After over $200 billion has been spent, more than 80,000 people have lost their lives and nearly five years have come and gone, many Americans are still questioning why the United States entered a war with Iraq in the first place. The identity of the man, who, according to Bob Simon on 60 Minutes, pulled off “one of the deadliest con jobs of our time,” was recently released, stirring up even more controversy relating to the information that was used to initiate the war in Iraq.”This was a freelance guy, a nobody who sold a bag of goods that got filtered up to the highest levels,” said Robert Duncan, assistant professor of political science.
Rafid Ahmed Alwan, or better known as “Curve Ball,” played a leading role in providing the information that Colin Powell, CIA Director George Tenet, President George W. Bush and many of our highest government officials used as their basis for declaring war on Iraq.
“Curve Ball was the one piece of evidence where they could say, ‘Look at this. If they have this capability, where they can transport biological weapons, anthrax, all these horrible weapons, they can attack our troops with them. They can give them to terrorist groups,'” said CIA senior official Tyler Drumheller in an interview with 60 Minutes.
60 Minutes recently made it more apparent to the American public that this war was based upon false pretenses, which may or may not have affected the government’s final decision.
“If they had not had Curve Ball they would have probably found something else,” Drumheller said, ” because there was a great determination to do it. But going to war in Iraq, under the circumstances we did, Curve Ball was the absolutely essential case.”

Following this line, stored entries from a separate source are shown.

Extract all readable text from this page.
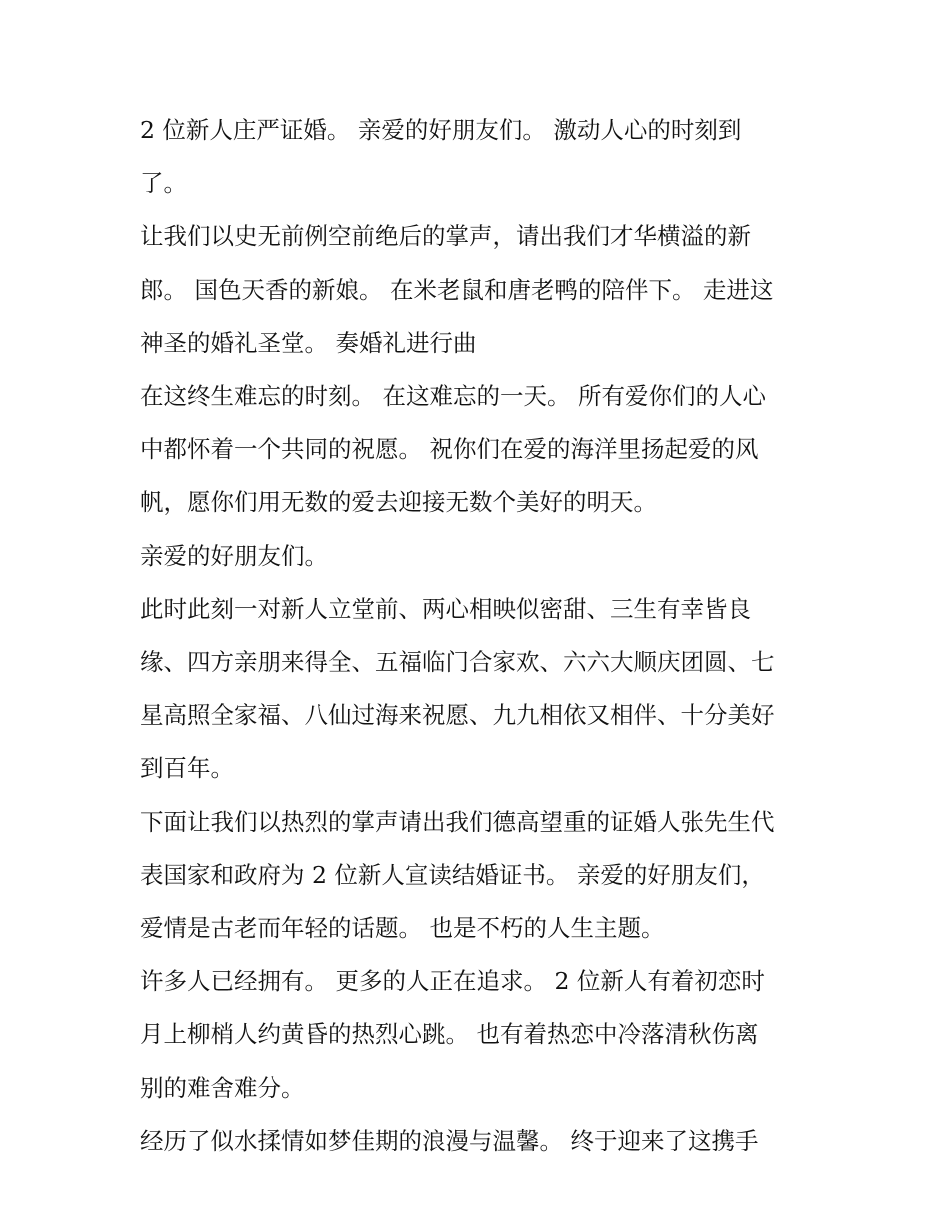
2 位新人庄严证婚。 亲爱的好朋友们。 激动人心的时刻到
了。

让我们以史无前例空前绝后的掌声，请出我们才华横溢的新
郎。 国色天香的新娘。 在米老鼠和唐老鸭的陪伴下。 走进这
神圣的婚礼圣堂。 奏婚礼进行曲

在这终生难忘的时刻。 在这难忘的一天。 所有爱你们的人心
中都怀着一个共同的祝愿。 祝你们在爱的海洋里扬起爱的风
帆，愿你们用无数的爱去迎接无数个美好的明天。

亲爱的好朋友们。

此时此刻一对新人立堂前、两心相映似密甜、三生有幸皆良
缘、四方亲朋来得全、五福临门合家欢、六六大顺庆团圆、七
星高照全家福、八仙过海来祝愿、九九相依又相伴、十分美好
到百年。

下面让我们以热烈的掌声请出我们德高望重的证婚人张先生代
表国家和政府为 2 位新人宣读结婚证书。 亲爱的好朋友们，
爱情是古老而年轻的话题。 也是不朽的人生主题。

许多人已经拥有。 更多的人正在追求。 2 位新人有着初恋时
月上柳梢人约黄昏的热烈心跳。 也有着热恋中冷落清秋伤离
别的难舍难分。

经历了似水揉情如梦佳期的浪漫与温馨。 终于迎来了这携手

In 1999, “Curve Ball” told German intelligence that he had previously been a chemical engineer in Saddam’s Iraq and had been the director of a site called Djerf al Nadaf, just outside Baghdad. He said that the site was used to create mobile biological weapons, but as a cover was called a “seed purification plant.” Upon investigation, however, U.S. officials discovered that Curve Ball’s story could not be true.
“When the inspectors examined the facility, they found that this was an impossibility,” said Jim Corcoran, to 60 Minutes, whose job it was to relay intelligence to the inspectors in Iraq.
After Corcoran ran tests within the building for traces of biological agents that came out negative, it was obvious that Curve Ball’s story was unreliable.
“Attempts to verify the information have been unsuccessful. (Curve Ball’s reports) must be considered unconfirmed,” said German intelligence chief, Dr. August Hanning, in a letter written to George Tenet before the war. the letter was read on 60 Minutes. When Tenet was asked about the letter that was sent directly to him from German Intelligence, he said that he’d never seen it.
The war, however, began three weeks later.
“Curve Ball is just another indicator that the administration was running hard-pressed to support their forgone decision to go to Iraq,” said Robert Duncan, assistant professor of political science.
Now the American government faces the reality that they allowed a man with a made-up story play such a pivotal role in starting a war.
“I think for a long time we’ve known that the reasons we were given for going to war were not the real reasons,” said Maria Rosales, assistant professor of political science.
Nineteen out of 20 Guilford students asked do not think the U.S had a good enough reason to declare war on Iraq. Curve Ball is proof that that they may have not been looking for one.
“They had it made up in their mind as early as 2000,” Duncan said. “They built a case on sand and it has collapsed.